Well this shouldn’t come as a surprise to anyone. For years, Apple tried in vain to get the Beatles music catalog up on iTunes, but a slew of sticking points and legal entanglements prevented a deal from being reached. That all changed in November when Apple announced that the Beatles entire 13 album discography would for the first time in history be available as digital downloads. Moreover, it’s even been reported that Apple secured the rights to the Beatles catalogue into 2011 though a specific timeline is not available.
In any event, the Beatles on iTunes more than lived up to the hype. Backed by a ubiquitous and hard to miss black and white ad campaign, the Beatles, in just their first few days on iTunes, managed to sell over 450,000 albums and 2 million songs worldwide.

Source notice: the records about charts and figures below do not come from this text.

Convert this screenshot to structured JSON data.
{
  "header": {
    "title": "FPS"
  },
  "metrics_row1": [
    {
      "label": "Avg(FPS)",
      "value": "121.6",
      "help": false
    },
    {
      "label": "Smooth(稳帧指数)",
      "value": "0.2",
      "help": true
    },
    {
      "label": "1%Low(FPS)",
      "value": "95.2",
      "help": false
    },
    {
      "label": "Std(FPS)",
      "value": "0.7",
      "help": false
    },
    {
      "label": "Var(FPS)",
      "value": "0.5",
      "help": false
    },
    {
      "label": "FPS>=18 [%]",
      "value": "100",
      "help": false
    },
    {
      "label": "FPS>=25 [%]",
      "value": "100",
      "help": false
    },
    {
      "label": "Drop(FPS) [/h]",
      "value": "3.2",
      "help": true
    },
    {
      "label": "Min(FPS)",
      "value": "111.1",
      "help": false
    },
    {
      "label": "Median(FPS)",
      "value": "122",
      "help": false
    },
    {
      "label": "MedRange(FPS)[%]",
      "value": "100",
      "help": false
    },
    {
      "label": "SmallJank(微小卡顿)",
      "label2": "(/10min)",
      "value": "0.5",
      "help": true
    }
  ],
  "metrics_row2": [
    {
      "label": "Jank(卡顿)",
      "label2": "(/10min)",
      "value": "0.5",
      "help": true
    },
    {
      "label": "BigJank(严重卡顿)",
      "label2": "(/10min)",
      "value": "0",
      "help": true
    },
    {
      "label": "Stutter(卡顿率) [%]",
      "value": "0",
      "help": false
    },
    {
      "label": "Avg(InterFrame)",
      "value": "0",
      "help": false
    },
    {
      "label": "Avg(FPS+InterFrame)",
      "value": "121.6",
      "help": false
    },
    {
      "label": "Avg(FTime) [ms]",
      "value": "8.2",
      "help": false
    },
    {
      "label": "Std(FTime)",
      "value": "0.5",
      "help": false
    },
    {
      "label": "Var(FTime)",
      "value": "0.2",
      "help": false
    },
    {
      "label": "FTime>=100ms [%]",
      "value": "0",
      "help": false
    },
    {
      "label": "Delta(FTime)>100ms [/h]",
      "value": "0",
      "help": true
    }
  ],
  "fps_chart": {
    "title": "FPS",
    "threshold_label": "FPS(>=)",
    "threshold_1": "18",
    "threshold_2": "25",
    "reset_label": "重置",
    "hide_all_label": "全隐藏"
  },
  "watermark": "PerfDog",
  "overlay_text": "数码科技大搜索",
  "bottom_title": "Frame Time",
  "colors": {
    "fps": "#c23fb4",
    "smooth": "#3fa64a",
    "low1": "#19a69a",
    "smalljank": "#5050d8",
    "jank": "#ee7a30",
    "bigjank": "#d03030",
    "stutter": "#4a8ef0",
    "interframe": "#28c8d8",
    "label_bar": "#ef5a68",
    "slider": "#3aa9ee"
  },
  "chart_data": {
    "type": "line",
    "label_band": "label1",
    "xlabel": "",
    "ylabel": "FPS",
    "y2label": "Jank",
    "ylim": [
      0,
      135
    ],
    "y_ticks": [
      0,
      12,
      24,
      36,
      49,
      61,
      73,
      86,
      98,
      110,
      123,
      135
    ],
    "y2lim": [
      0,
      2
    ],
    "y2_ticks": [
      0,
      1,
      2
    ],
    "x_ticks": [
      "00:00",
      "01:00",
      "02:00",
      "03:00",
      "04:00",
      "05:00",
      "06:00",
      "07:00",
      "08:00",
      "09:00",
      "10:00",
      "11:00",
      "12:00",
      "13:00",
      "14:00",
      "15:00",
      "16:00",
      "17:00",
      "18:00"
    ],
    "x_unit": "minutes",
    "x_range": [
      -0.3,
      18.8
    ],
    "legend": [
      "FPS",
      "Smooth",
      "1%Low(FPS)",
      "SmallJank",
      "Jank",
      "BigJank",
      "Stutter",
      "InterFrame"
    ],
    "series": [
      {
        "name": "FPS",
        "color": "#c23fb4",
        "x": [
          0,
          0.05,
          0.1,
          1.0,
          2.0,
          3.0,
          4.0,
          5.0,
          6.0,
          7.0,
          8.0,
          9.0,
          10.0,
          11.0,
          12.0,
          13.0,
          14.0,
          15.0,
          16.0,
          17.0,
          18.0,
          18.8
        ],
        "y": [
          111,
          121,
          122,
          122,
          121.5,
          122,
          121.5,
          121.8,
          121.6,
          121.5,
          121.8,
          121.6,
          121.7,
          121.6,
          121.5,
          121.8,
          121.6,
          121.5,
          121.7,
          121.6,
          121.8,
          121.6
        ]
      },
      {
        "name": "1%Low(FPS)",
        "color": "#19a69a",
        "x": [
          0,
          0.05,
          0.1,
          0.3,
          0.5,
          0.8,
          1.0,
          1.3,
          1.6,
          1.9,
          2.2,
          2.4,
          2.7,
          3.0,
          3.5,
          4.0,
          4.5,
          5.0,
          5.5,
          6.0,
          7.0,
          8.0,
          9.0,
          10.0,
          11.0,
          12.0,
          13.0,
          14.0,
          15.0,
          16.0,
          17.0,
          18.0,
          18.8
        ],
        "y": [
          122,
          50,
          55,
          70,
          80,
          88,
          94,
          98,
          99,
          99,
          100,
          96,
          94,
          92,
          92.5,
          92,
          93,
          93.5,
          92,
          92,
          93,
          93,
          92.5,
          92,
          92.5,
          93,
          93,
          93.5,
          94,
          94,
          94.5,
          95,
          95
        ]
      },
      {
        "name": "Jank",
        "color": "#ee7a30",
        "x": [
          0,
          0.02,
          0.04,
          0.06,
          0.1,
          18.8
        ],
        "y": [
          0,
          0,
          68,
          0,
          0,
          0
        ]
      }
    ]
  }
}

But in striking a deal to land the Beatles, Apple reportedly had to make monetary concessions not typically, if ever, granted to other artists. According to industry sources cited by Reuters,
iTunes is paying the Beatles’ royalties from digital download sales in the United States directly to the band’s company, Apple Corps, and is paying the songwriting mechanical royalties directly to Sony/ATV Music Publishing, which controls most of the Beatles’ song catalog.
That suggests the royalty split could be more lucrative for the Beatles than it would be under the typical provisions of a standard artist contract, which treat digital downloads as a retail sale.